CHENNAI: When most burial grounds are maintained like a park in Chennai, the Mullai Nagar burial ground in Vyasarpadi is a stark contrast. With a dysfunctional gas crematorium, no compound wall, no drinking water facility and overgrown bushes teeming with slithering snakes, it is a nightmare. The burial ground has apparently been closed down by the Chennai Corporation for burying bodies in land unsuitable for burials. “Chennai Corporation closed down the burial after it was found not suitable for burial.
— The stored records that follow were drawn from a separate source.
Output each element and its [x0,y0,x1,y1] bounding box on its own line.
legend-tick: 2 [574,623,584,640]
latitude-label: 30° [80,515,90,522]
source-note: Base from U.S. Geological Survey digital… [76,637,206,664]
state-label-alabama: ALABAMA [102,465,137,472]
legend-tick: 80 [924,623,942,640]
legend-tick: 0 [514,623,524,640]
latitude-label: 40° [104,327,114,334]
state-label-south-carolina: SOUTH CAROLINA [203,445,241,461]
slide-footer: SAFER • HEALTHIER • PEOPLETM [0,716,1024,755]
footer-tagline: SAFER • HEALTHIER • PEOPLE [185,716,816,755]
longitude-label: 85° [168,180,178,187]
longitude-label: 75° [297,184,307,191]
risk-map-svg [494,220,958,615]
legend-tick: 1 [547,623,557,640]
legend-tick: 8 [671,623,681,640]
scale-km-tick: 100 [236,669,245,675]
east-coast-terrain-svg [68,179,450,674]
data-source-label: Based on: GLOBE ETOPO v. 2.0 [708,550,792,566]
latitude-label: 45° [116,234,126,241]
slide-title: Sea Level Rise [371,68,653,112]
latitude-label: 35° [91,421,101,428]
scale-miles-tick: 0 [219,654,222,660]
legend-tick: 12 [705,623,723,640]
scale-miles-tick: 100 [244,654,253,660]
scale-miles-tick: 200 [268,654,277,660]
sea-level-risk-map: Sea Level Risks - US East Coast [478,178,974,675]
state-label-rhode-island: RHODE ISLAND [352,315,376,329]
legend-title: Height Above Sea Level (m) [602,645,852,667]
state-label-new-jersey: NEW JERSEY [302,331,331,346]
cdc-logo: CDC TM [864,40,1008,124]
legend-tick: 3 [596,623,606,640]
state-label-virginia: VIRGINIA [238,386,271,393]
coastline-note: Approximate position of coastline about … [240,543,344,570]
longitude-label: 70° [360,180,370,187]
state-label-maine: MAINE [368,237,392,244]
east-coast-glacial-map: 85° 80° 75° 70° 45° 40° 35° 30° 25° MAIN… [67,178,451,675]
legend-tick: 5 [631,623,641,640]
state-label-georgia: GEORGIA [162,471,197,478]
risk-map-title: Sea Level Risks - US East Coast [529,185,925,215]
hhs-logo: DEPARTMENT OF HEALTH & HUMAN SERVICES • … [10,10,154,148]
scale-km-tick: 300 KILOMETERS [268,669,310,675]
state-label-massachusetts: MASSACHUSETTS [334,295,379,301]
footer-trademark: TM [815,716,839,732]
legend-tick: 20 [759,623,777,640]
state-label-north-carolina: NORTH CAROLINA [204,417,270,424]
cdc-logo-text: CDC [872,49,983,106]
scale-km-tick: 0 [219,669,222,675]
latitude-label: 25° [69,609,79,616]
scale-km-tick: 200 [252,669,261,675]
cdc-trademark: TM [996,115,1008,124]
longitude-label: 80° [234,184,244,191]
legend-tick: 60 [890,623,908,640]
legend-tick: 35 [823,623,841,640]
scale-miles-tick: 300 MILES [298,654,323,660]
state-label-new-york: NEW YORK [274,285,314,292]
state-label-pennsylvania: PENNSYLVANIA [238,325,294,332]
There is a lot of ground water seepage even at two feet deep, as the place is close to the Cooum,” said J K Ramesh, Ward 37 Councillor.
In August 2009, the Corporation constructed a modern gasifier based crematorium at the ground at a cost of Rs 60 lakh, but that has also closed down due to the repair of gasifier and people are burning bodies using wooden logs in the crematorium shed. “People who follow the ritual of burning bodies come here, or else they have to go to either Kodungaiyur, Perambur or Otteri burial grounds. But again, the majority of the neighbourhood comes here. Since there is no maintenance, people are going to the neighouring areas with great difficulty, “ said S A Deivamani, president of Artisan Colony Residents’ Welfare Association.
The place is filled with bushes and only 10 per cent is left for usage in the one acre property. With no compound wall around it, it’s almost as if it’s free entry for tipplers and also people who want to defecate. “Tamil Nadu Slum Clearance Board shifted a group of people from another part of Vyasarpadi here temporarily. They are living in make shift houses, opposite to the burial ground. Though they are provided with toilets at the site, people who hesistate to take those extra steps are using this as a place to attend nature’s calls,” alleged Deivamani.
“I have placed a proposal with the Chennai Corporation three years ago, but things are yet to move. Gasifier is under repair and it will be attended to soon. But for other facilities, only senior officials have to take steps,” said Ramesh. A person at the burial ground said that snakes slithering across the burial ground were an added hazard. When CE team visited the place twice during office hours, there was no sight of the Corporation staff to attend to the people and give clearance or finish the formalities before cremating bodies. Speaking to CE, Dr M Jagadeesan, Chief Health Officer, Chennai Corporation, said,”I will have a look at the site sometime in the coming days and check on it,” he added.